Se Barbara Saltamartini è stata la prima a sposare il Carroccio aderendo al gruppo
parlamentare già nel marzo del 2015, oggi è il turno di Gianni Alemanno, ex sindaco di Roma, tra i fondatori di An e con un passato da militante storico del Movimento sociale italiano.
Da mesi Alemanno, scomparso dai radar dopo l’esperienza capitolina e le vicende di Mafia Capitale, guida il Movimento nazionale per la sovranità e osserva a distanza, e con interesse, le mosse del leader del Carroccio.
Al punto da affermare oggi parole di questo tenore: «Salvini? Ha dimostrato coraggio e visione politica».
Correva il 20 giugno del 2011 quando l’ex sindaco di Roma e Salvini duellavano sul trasferimento dei ministeri al Nord e si scambiavano accuse verbali al vetriolo. Un’eternità .
Oggi Alemanno dissimula così i diverbi del passato: «Quella era una Lega secessionista. Oggi è sovranista».
Ma non ci sarebbe solo Alemanno. Ad essere sedotto dal verbo salviniano si vede anche la sagoma di Francesco Storace, ex ministro della Salute con il governo Berlusconi.

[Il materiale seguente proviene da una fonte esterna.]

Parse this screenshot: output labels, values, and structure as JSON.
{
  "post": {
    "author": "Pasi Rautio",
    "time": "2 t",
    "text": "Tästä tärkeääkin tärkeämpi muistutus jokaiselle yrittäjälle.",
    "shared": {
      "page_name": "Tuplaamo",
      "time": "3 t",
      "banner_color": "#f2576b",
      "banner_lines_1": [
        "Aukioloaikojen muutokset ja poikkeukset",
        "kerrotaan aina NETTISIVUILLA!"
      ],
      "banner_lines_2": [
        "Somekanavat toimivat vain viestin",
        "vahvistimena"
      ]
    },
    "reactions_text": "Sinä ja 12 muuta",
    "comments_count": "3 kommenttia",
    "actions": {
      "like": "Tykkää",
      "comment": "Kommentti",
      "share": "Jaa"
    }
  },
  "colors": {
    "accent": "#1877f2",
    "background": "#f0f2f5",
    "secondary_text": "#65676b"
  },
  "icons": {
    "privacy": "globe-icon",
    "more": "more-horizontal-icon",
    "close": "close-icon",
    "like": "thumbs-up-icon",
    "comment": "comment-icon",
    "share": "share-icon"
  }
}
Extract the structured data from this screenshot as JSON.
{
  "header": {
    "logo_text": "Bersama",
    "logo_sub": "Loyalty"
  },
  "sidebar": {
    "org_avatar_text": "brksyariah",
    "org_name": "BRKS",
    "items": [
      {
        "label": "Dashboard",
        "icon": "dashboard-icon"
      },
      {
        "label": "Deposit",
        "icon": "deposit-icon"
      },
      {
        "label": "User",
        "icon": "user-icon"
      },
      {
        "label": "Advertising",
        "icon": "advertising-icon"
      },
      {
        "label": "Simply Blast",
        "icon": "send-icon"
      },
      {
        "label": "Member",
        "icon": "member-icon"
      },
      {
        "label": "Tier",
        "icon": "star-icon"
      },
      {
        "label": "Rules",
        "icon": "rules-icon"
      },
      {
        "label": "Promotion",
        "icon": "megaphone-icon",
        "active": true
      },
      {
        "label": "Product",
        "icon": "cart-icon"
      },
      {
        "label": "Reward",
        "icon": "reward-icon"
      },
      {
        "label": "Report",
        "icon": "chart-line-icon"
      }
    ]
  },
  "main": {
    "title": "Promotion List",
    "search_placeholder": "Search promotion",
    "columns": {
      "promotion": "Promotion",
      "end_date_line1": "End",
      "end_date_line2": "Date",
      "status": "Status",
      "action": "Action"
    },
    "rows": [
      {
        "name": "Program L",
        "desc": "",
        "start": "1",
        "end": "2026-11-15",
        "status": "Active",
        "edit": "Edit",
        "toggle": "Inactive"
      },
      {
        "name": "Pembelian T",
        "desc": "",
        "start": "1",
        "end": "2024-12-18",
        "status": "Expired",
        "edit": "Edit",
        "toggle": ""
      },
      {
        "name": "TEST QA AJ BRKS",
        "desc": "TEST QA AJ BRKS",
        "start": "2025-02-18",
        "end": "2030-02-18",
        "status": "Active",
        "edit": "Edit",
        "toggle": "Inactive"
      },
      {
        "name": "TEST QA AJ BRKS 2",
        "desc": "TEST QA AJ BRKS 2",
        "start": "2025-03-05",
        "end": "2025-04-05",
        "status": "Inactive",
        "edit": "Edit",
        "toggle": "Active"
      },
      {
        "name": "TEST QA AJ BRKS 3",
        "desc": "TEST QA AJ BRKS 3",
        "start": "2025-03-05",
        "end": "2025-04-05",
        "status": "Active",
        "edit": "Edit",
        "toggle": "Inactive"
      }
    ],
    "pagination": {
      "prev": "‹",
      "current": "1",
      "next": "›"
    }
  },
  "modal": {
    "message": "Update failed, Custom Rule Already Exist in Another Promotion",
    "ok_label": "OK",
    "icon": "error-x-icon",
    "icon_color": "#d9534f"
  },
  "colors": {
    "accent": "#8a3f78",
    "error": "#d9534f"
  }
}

Anche quest’ultimo guarda con crescente interesse alle politiche leghiste. Storace non parla, ma non smentisce l’avvicinamento che sta scuotendo la galassia degli ex aennini. Tutti sanno infatti che una parte degli ex An, dopo la fine di alleanza nazionale, è confluita in Fratelli d’Italia, il partito di Giorgia Meloni. Tuttavia i «nuovi» leghisti accusano la Meloni di non essere «inclusiva» ma «esclusiva». Alemanno infatti lo dice senza mezze misure: «Fratelli d’Italia è un partito personalistico». Ma si fanno altri nomi.
Un simbolo degli ex An è certamente Roberto Menia, triestino, promotore della legge che il 10 febbraio celebra l’eccidio delle foibe. Anche Menia è sulla stessa lunghezza d’onda di Alemanno: «Nel derby che ci sarà nel centrodestra tra i due pretendenti, ovvero Salvini e Berlusconi, non ho dubbi a scegliere quello che rappresenta il fronte sovranista che è innovativo, non è un dejavù, e dice parole chiare contro l’immigrazione selvaggia e la sostituzione etnica».
Ma c’è anche il sud in questa migrazione degli ex An.
Domenico Nania, messinese e vice presidente del Senato nella passata legislatura, si definisce il «garante» della conversione al verbo salviniano. Salvo poi metterla così: «Non so se è la Lega di Salvini che si è convertita alle nostre tematiche o siamo noi ad avvicinarci alla Lega».
Fuori corsa è rimasto invece un altro fondatore “sovranista”, l’ex governatore della Calabria Giuseppe Scopelliti, ma in questo caso ci ha pensato la magistratura dopo la condanna confermata anche in appello a 5 anni di carcere per abuso d’ufficio.